Authentication technology may help track food contamination

Published 27 September 2006

ARmark’s food grade taggants can hold sixteen lines of text and can be sprayed on food or packaged in coatings; “track and trace” data is read with a handheld microscope attached to a computer; one head of lettuce could hold 1000 miniature devices

One rotten head of spinach spoils the entire barrel. So say many in the agricultural industry these days, as spinach growers report a dwindling market for even the safest and most reputable of companies. Although the recent outbreak of E. coli is likely traceable to a single source, all will suffer until that source is identified. Easier said than done, however. Spinach looks the same everywhere, and because packagers often mix together product from many different growers, it is not sufficient to simply locate a contaminated bag and trace it backwards to its manufacturer. What is needed, many say, is an inexpensive way to identify the origins of the spinach itself. Glen Rock, Pennsylvania-based ARmark Authentication Technologies, a division of Adhesives Research, believes it has such a method.

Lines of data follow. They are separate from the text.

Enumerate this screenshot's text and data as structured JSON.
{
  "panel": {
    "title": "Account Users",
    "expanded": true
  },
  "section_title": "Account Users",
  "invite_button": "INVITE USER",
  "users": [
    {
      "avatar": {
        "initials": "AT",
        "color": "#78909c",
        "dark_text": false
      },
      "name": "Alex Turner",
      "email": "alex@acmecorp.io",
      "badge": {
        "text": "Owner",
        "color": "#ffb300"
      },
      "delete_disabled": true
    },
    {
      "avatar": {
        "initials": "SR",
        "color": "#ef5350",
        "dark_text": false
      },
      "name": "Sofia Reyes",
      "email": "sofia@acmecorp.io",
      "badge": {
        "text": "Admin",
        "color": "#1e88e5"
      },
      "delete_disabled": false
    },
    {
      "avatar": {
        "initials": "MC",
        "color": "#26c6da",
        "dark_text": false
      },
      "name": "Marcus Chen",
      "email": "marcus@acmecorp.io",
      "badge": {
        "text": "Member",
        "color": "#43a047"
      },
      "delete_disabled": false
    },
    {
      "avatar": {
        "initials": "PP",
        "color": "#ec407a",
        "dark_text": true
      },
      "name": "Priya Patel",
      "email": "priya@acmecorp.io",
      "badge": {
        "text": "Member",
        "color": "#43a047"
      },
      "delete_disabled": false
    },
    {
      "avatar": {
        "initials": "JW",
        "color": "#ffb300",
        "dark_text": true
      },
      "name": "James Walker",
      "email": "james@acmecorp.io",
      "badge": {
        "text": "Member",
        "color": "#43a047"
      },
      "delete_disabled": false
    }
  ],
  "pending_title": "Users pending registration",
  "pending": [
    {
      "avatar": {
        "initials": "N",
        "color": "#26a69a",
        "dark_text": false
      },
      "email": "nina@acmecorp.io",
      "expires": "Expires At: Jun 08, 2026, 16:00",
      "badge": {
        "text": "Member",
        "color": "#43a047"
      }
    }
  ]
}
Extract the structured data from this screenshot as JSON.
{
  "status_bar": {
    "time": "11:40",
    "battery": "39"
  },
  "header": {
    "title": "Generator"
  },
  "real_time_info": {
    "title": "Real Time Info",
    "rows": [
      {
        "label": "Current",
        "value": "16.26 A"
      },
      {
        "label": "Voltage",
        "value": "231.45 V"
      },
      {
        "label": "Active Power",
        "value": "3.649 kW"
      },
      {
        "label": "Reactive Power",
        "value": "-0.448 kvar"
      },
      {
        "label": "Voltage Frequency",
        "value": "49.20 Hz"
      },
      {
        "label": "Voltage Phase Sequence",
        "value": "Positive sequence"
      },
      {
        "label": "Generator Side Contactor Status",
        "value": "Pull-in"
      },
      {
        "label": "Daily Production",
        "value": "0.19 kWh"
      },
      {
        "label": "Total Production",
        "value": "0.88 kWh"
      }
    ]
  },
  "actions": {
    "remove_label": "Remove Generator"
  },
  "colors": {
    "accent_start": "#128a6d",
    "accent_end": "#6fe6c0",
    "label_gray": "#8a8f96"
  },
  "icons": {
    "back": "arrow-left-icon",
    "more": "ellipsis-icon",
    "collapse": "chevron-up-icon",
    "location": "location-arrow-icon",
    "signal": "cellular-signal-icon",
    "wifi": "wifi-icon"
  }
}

Although the company shies away from the word nanotechnology for public relations reasons, its “track and trace” taggants, measured between 50-200 microns in diameter, foot the bill to a T (a human hair is 110 microns in diameter). Despite their impressively small size, each food grade taggant can contain up to 16 lines of text, including perhaps the name of the farmer who produced the spinach and the pick date (this means the tagging would have to be done at the earlist possible point in the distribution chain). A handheld microscope attached to a computer is used to read the data by comparing the image to a database of stored “fingerprints” — thereby speeding up authentication time. The taggants themselves can be either sprayed on to food in a water-based solution or contained in a light coating. According to ARmark general manager Jeff Robertson, a single head of spinach might contain as many as 1000 taggants, which is not very many when one considers that a single pound contains 6 billion of them.